La biométrie pourrait être de plus en plus utilisée pour valider un achat en ligne

Le 12 sept. 2019

Pour régler ses achats, la vérification par SMS sera bientôt obsolète. Il faudra passer par une authentification renforcée, comme la reconnaissance faciale ou l’empreinte digitale. Une solution plus sûre, mais qui prête déjà à débat.

Pour confirmer un achat en ligne, il faudra bientôt montrer double patte blanche. Exit la simple validation d’un code envoyé via SMS par votre banque. Celle-ci demandera désormais à ses clients une « authentification renforcée » pour les achats de plus de 30 euros. Cela se traduira généralement par une confirmation d’achat à valider par l’application de la banque avec un code secret et/ou un moyen biométrique : reconnaissance faciale, vocale, empreinte digitale, scan de l’iris de l’œil.

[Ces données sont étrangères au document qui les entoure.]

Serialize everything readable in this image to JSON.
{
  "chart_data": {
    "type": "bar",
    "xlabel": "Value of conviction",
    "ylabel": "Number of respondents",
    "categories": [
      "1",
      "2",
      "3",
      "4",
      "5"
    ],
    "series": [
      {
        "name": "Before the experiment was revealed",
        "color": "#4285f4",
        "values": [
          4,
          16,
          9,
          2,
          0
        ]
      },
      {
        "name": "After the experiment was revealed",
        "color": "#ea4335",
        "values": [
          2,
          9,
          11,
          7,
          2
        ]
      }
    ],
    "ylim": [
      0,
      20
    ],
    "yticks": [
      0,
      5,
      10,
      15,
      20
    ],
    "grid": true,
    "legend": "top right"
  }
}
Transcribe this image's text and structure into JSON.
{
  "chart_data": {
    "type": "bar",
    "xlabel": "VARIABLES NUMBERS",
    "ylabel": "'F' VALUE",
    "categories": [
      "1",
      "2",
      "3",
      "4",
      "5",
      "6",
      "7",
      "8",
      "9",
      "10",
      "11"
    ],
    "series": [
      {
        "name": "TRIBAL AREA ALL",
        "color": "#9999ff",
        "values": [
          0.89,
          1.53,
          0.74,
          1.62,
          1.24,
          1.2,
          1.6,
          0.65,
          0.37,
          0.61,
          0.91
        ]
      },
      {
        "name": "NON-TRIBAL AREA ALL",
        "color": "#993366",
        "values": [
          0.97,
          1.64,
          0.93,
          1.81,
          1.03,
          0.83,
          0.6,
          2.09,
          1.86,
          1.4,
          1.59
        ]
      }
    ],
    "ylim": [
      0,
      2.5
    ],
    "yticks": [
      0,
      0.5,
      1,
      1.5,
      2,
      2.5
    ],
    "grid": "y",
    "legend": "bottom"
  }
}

Ce système déjà utilisé par certains établissements sera généralisé. Cette nouvelle mesure est prévue par la directive européenne DSP2 (pour Directive sur les services de paiement 2e génération) adoptée en 2015 et dont le calendrier d’application a été dévoilé mercredi 10 septembre.

Le changement sera progressif. Les nouvelles règles devraient être opérationnelles dès le 14 septembre 2019, mais un délai a été accordé aux banques et aux commerçants pour convertir leurs clients à l’authentification renforcée. Ils auront jusqu’en décembre 2022 pour être en conformité totale avec la loi.

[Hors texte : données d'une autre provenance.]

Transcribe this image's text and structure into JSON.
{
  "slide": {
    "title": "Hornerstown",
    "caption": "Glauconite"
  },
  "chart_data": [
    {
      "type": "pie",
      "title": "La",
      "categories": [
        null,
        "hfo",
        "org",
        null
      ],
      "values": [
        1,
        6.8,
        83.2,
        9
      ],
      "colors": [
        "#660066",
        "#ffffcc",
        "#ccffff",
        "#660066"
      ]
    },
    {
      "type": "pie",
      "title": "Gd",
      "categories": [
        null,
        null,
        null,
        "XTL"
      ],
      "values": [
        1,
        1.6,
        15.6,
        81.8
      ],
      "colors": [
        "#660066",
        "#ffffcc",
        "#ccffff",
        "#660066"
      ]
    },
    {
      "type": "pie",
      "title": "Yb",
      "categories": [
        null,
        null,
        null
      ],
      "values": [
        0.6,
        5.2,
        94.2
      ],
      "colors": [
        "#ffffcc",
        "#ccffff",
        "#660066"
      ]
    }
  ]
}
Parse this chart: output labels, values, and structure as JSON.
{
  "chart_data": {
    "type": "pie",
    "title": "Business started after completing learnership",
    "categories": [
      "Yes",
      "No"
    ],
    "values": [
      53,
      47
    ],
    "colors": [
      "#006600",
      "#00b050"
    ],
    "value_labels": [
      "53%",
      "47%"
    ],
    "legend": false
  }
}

Le e-commerce, un vivier pour les cybercriminels

Le but de cette directive est de lutter contre les fraudes à la carte bancaire, très courantes lors des achats en ligne. Selon une étude d’UFC Que Choisir, plus d’un million de ménages en France ont été victimes de fraude à la carte bancaire en 2018. Et le e-commerce concentre 70 % des fraudes.

La validation par SMS – le système « 3D Secure » utilisé jusqu'alors – présente certaines failles. Elle peut par exemple être piratée via une opération de SIM Swapping, explique L’Usine Digitale. Cette technique consiste à voler le numéro de portable de quelqu’un en l’associant à une autre carte SIM. La méthode a notamment été utilisée pour pirater le compte Twitter de Jack Dorsey, PDG du réseau à l’oiseau bleu.

La crainte de voir la biométrie généralisée

Qu’est-ce que l’authentification renforcée change pour le consommateur ? Certains pointent du doigt l’obligation de télécharger l’application de la banque (quid de ceux qui n’utilisent pas de smartphone ?) et de devoir passer par la reconnaissance faciale, vocale, ou une empreinte digitale pour valider un achat. Sur Twitter, Benjamin Sonntag, co-fondateur de la Quadrature du Net, s’inquiète de voir la biométrie rendue « cool et habituelle ».

La généralisation des modes d’identification par le corps a, en effet, souvent été dénoncée par des spécialistes de l’éthique. Dans une tribune d’avril 2019 dans Libération, Pierre-Antoine Chardel, professeur de sciences sociales et d'éthique à l'Institut Mines-Télécom Business School (IMT), estime que la généralisation des technologies de reconnaissance faciale utilisées à des fins sécuritaires constitue un redoutable palier vers une surveillance généralisée.

Pas de quoi sur-paniquer toutefois. La banque sera normalement contrainte de proposer des moyens alternatifs d’authentification renforcée si vous ne souhaitez pas passer par la biométrie et/ou via l’appli de votre smartphone. L'envoi d’un code par courrier par exemple.